Editor's note: This story was published when restrictions were in place to address early waves of the COVID-19 pandemic. It is still relevant today as healthcare workers navigate many changes the pandemic has brought to the healthcare system.
During a bedside exam of a 22-year-old quadriplegic man, Eleanor Stewart, a speech pathologist, suspected he was ingesting fluids into his lungs and suggested he be given a swallow test. The physician did not agree, leaving Eleanor feeling the patient was missing necessary care.
“I felt I had not advocated successfully for the patient and didn’t have power to change the outcome. I felt I failed this young man,” she says.
She left her job soon after. That was over two decades ago, when Eleanor was just starting her career. Now a clinical ethicist with Covenant Health, she recalls that, at the time, she was experiencing moral distress — a response that arises from a situation in which a person feels the ethically correct action to take is different from what he or she is tasked with doing.

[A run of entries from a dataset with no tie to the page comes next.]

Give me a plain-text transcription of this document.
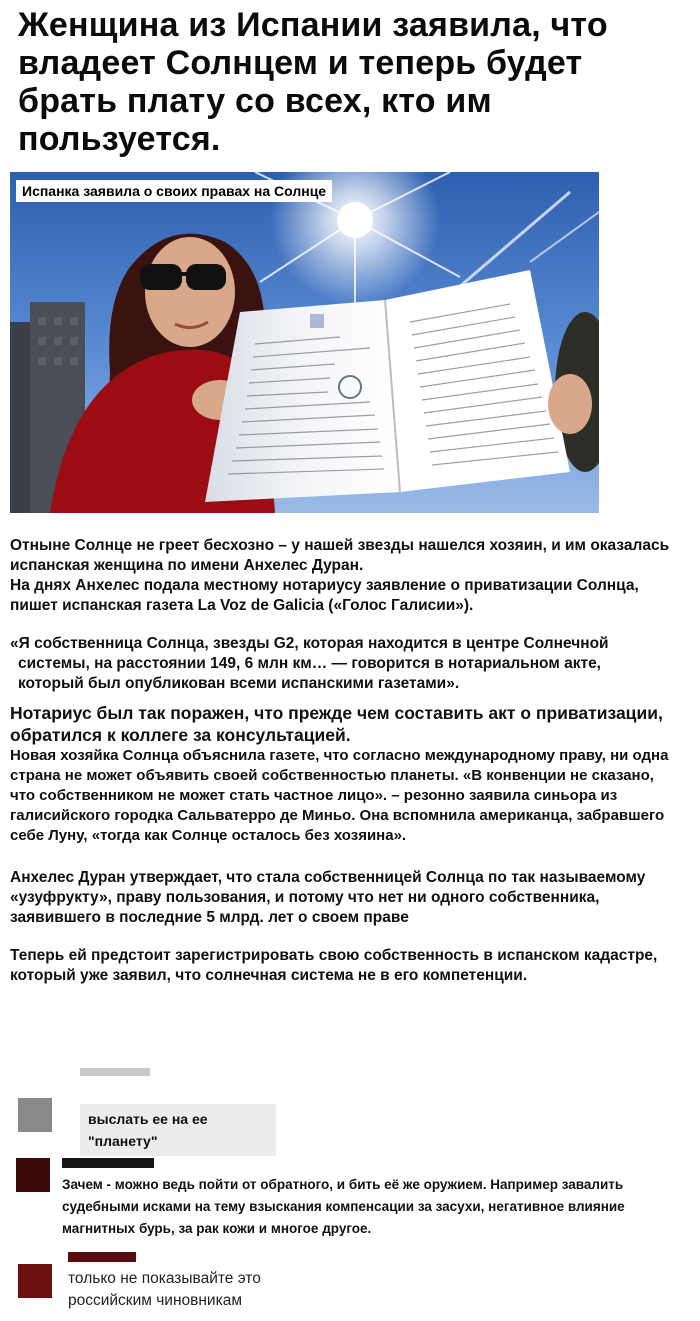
Женщина из Испании заявила, что владеет Солнцем и теперь будет брать плату со всех, кто им пользуется.
Испанка заявила о своих правах на Солнце

Отныне Солнце не греет бесхозно – у нашей звезды нашелся хозяин, и им оказалась испанская женщина по имени Анхелес Дуран.

На днях Анхелес подала местному нотариусу заявление о приватизации Солнца, пишет испанская газета La Voz de Galicia («Голос Галисии»).

«Я собственница Солнца, звезды G2, которая находится в центре Солнечной системы, на расстоянии 149, 6 млн км… — говорится в нотариальном акте, который был опубликован всеми испанскими газетами».

Нотариус был так поражен, что прежде чем составить акт о приватизации, обратился к коллеге за консультацией.

Новая хозяйка Солнца объяснила газете, что согласно международному праву, ни одна страна не может объявить своей собственностью планеты. «В конвенции не сказано, что собственником не может стать частное лицо». – резонно заявила синьора из галисийского городка Сальватерро де Миньо. Она вспомнила американца, забравшего себе Луну, «тогда как Солнце осталось без хозяина».

Анхелес Дуран утверждает, что стала собственницей Солнца по так называемому «узуфрукту», праву пользования, и потому что нет ни одного собственника, заявившего в последние 5 млрд. лет о своем праве

Теперь ей предстоит зарегистрировать свою собственность в испанском кадастре, который уже заявил, что солнечная система не в его компетенции.

выслать ее на ее "планету"
Зачем - можно ведь пойти от обратного, и бить её же оружием. Например завалить судебными исками на тему взыскания компенсации за засухи, негативное влияние магнитных бурь, за рак кожи и многое другое.
только не показывайте это российским чиновникам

Years later, she continued to struggle with the outcome of the incident because she was not equipped to handle a setback that she felt affected a patient’s care.
Moral distress is increasing as a result of COVID-19. Eleanor says she has been seeing more consults revolving around physicians grappling with wanting to do what is right for their patients but not necessarily being able to do so because of the pandemic.
Dr. Jennine Wismark, Covenant Health’s assistant chief medical officer of physician wellness and development, agrees with Eleanor. “Moral distress is intensifying now,” she says.
Visitation, she elaborates, continues to be a challenge for families. “People don’t understand why the family can’t come to the hospital to visit their grandmother but are allowed to eat at a restaurant.”
Jennine says physicians and other healthcare workers are still wrestling with the moral dilemma of keeping vulnerable patients safe in our facilities but having to explain to families that they can’t all visit even as the rest of the province remains relatively open. “It feels wrong, but you have to reconcile that with yourself.”
As more clinicians share their experiences, there have also been many discussions about how to restore themselves, says Eleanor. And that’s why moral resilience, the ability to sustain oneself during a long traumatic event such as a pandemic, is so important.
Eleanor believes moral resilience is integral to mitigating the effects of moral distress. However, there isn’t a one-size-fits-all solution.
“There are lots of interventions proposed, but we don’t really know which ones work the best, so we need a range of strategies.”
Laurel Kirchner, wellness advisor at Covenant Health, says there are many ways people can build resilience. When it comes to moral resilience, she has a number of recommendations, including practicing mindfulness, a technique similar to meditation that requires one to focus and be present in the moment. Cognitive flexibility, which is a person’s ability to notice and positively reframe negative thoughts, is another preferred technique for building resilience as is exercising emotional agility, which is learning to positively process difficult emotions. Laurel also says we need to make sure that self-care is a priority.
Of these recommendations, mindfulness is a practice that both Eleanor and Jennine support.
For Eleanor, the best time to practice moral resilience is before stress hits us. She complements mindfulness practice with journaling to record her emotions.
Jennine is another advocate of this concept. “I’m constantly working at self-reflection.”
She says it’s an “understated skill” among physicians because it’s sometimes perceived as a lesser or softer skill in relation to clinical expertise but is essential to one’s mental well-being. She adds that peer support, including talking about concerns, has also helped her cope.
Cultivating moral resilience, however, is not all on the individual. Eleanor says organizations and their leaders also have an important role to play.
“Organizations can revisit policy, especially if it’s causing a lot of distress. Clinical leaders can model the way, and managers should recognize and respond if certain themes are emerging.”
Laurel says we, as individuals, should always be thinking ahead. “The pandemic has been challenging. The question we should be asking ourselves is, How can we grow forward to develop skills to help us cope? Because having those practical coping skills will take us from moral distress to moral resilience.”